For those who regard the New Testament as sacred scripture, the curse of Babel is reversed soon after Jesus’s resurrection, when in Acts 2 the Holy Spirit sweeps through a house in Jerusalem and gives the disciples the gift of tongues. They start speaking languages they never learned in school, so that people from all over the world are able to understand what they are saying. The damage done at Babel is undone by the power of the Holy Spirit—but only for a single morning. Once the disciples have settled down and their flames have gone back to the pilot light, they face the same challenges everyone else does: making themselves understood to people who do not speak their language. Like it or not, human diversity is here to stay. All that remains to be seen is how we will deal with it.
Emmanuel Lartey was the first person to reveal the counternarrative in the story of Babel to me. I saw his name in the program of a big religion conference where he was scheduled to speak about “polydoxy,” a word that was not in my vocabulary then and is not in my dictionary now. Lartey is a distinguished professor of pastoral theology who was raised in Ghana, which helps explain why he used the lens of colonialism to retell the story of Babel. That was the hill he climbed to see the story anew.
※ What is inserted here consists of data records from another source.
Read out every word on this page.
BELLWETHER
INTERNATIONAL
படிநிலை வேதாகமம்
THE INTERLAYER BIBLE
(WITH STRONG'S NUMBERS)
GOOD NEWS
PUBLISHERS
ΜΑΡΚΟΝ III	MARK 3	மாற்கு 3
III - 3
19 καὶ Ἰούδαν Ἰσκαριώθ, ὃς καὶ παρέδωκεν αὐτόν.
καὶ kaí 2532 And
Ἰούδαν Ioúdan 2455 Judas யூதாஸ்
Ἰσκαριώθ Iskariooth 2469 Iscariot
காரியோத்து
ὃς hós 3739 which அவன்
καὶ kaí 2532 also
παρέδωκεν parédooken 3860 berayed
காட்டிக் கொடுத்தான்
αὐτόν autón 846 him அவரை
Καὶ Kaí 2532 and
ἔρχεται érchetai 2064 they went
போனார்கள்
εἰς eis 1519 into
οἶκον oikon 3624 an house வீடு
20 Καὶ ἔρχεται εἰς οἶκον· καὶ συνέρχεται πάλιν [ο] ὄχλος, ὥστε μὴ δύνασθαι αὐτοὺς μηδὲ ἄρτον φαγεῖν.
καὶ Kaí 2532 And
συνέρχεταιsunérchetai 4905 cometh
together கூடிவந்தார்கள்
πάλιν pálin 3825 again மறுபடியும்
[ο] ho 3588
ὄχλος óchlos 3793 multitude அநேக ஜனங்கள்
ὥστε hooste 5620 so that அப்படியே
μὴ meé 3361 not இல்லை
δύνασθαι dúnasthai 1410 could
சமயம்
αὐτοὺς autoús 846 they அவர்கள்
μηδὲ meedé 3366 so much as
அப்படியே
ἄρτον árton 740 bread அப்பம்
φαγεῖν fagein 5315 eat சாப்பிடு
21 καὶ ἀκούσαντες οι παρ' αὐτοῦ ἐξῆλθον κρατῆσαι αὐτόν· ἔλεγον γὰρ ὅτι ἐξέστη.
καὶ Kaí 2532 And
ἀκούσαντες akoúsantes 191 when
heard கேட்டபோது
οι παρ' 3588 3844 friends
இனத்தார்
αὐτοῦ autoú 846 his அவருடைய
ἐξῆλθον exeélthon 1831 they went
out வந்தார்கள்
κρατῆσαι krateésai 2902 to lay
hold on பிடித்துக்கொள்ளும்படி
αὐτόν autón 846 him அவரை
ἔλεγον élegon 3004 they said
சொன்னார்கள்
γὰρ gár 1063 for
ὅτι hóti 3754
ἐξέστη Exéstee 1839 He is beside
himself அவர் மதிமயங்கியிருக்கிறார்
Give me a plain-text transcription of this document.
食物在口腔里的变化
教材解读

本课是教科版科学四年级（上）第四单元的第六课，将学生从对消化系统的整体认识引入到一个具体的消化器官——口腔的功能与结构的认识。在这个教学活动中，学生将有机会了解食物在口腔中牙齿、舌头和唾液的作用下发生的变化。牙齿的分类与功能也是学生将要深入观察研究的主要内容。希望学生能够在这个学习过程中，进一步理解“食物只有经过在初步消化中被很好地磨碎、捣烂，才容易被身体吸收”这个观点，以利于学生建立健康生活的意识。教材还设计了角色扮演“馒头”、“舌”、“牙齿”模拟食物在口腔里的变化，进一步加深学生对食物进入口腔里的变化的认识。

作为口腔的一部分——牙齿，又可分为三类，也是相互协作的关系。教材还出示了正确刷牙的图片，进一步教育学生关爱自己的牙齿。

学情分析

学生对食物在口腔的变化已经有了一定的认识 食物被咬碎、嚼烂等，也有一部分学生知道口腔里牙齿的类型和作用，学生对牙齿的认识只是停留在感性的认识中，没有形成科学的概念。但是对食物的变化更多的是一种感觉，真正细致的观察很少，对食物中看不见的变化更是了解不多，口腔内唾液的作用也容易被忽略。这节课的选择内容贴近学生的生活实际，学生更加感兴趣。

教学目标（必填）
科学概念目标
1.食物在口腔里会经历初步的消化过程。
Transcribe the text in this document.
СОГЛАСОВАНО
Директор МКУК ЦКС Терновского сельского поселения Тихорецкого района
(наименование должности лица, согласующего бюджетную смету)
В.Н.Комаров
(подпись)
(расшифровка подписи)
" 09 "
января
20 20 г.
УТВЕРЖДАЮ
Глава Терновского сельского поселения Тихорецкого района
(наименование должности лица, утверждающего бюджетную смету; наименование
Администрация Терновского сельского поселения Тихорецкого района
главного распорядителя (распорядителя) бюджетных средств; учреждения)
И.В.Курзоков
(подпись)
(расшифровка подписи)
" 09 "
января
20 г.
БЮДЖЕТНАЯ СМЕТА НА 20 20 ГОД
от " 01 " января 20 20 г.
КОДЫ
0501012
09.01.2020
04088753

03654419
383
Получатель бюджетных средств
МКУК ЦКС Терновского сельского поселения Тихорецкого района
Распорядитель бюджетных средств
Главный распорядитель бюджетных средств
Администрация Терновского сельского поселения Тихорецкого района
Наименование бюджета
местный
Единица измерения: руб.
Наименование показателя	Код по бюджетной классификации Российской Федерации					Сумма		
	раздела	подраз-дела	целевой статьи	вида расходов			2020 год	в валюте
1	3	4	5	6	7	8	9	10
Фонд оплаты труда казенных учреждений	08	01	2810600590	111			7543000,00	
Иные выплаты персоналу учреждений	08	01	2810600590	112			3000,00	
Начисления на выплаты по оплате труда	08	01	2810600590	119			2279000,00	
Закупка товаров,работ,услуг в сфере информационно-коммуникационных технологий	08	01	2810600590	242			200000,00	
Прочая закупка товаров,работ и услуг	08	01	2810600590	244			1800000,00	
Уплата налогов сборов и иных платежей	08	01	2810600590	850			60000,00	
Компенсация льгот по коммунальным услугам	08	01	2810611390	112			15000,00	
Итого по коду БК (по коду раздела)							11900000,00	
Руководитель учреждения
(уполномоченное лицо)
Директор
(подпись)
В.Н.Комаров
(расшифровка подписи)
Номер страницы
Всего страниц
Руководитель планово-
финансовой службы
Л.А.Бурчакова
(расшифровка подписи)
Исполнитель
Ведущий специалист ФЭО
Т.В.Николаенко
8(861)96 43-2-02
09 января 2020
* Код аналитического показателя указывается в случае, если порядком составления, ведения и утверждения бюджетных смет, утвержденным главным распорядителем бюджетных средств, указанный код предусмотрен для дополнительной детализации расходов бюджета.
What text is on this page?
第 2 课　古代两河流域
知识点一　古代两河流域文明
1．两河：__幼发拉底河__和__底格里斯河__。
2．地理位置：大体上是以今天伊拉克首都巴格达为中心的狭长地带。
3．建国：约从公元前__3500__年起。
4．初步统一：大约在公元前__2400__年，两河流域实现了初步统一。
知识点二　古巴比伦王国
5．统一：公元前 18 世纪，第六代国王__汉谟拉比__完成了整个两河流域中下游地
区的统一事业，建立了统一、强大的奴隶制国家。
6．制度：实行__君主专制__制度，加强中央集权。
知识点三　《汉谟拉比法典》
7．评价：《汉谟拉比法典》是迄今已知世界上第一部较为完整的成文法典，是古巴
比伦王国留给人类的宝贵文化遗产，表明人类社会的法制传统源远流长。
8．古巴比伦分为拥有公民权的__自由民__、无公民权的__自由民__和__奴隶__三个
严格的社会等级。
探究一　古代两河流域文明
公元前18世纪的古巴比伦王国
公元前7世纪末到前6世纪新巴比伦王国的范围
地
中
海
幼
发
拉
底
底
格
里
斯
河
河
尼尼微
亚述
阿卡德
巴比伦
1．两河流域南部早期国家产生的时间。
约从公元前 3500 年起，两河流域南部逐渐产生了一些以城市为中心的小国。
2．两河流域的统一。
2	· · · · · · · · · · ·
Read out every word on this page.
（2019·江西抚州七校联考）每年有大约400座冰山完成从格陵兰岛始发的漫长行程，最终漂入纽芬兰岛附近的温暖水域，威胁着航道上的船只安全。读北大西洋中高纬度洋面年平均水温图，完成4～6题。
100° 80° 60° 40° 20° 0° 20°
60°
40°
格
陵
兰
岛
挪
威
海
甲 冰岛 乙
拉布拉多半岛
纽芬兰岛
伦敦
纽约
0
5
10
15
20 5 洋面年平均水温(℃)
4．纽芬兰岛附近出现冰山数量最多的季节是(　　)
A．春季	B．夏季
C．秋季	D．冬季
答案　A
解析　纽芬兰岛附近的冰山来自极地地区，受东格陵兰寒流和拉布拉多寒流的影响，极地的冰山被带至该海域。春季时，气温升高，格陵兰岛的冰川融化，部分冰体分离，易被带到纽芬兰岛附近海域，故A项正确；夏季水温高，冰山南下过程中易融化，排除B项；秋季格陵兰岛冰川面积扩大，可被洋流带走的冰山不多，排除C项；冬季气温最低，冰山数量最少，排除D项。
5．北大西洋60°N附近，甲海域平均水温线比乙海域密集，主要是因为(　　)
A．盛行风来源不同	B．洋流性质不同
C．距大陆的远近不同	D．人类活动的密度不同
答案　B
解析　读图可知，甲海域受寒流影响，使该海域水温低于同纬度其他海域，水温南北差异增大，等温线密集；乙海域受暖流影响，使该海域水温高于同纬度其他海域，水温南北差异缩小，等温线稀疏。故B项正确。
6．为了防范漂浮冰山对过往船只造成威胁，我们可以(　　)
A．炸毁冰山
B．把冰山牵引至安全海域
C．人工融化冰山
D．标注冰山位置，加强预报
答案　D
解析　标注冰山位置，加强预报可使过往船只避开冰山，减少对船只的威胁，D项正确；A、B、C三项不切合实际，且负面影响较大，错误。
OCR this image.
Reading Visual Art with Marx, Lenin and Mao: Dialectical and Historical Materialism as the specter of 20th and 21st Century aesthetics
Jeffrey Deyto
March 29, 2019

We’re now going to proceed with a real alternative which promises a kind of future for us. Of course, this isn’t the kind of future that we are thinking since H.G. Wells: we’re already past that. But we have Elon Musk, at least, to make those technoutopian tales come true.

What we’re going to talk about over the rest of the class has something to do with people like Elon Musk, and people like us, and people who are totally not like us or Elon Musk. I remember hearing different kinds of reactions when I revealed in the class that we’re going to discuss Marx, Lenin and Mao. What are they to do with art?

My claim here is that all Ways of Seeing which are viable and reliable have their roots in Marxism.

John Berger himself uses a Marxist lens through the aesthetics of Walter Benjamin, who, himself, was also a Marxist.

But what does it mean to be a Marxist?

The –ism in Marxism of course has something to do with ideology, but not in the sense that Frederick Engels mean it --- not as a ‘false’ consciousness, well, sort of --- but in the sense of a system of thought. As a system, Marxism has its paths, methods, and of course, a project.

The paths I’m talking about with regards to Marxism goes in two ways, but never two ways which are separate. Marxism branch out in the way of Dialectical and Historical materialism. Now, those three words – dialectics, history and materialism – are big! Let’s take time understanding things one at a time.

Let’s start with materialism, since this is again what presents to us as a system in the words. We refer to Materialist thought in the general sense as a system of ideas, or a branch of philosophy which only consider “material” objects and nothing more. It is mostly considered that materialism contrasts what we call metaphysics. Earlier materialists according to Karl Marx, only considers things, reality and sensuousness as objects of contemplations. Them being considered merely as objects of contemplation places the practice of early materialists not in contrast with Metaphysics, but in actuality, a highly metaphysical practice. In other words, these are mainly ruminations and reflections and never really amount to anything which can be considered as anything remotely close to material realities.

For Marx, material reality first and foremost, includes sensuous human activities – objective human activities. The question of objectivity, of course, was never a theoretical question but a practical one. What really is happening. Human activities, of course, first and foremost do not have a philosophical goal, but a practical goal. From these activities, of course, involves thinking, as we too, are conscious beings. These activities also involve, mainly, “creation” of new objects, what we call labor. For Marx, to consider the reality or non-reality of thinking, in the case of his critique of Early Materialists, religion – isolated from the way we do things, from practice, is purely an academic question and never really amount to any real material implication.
The way he reimagined the story of Babel, it was not about God’s judgment on diversity but God’s judgment on the dominance of one people, with one language, whose wish to make a name for themselves took over their lives. God saved them by confusing their language, so they could not complete their domination project. God defused their hegemony and scattered them like hot ashes, so their ambitious fire would not spread. In this telling, the moral of the story is that God favors the diversity of many peoples over the dominance of any one people. I could not write down what Professor Lartey was saying fast enough to keep up, so I hope if he ever reads this, he says, “Close enough.”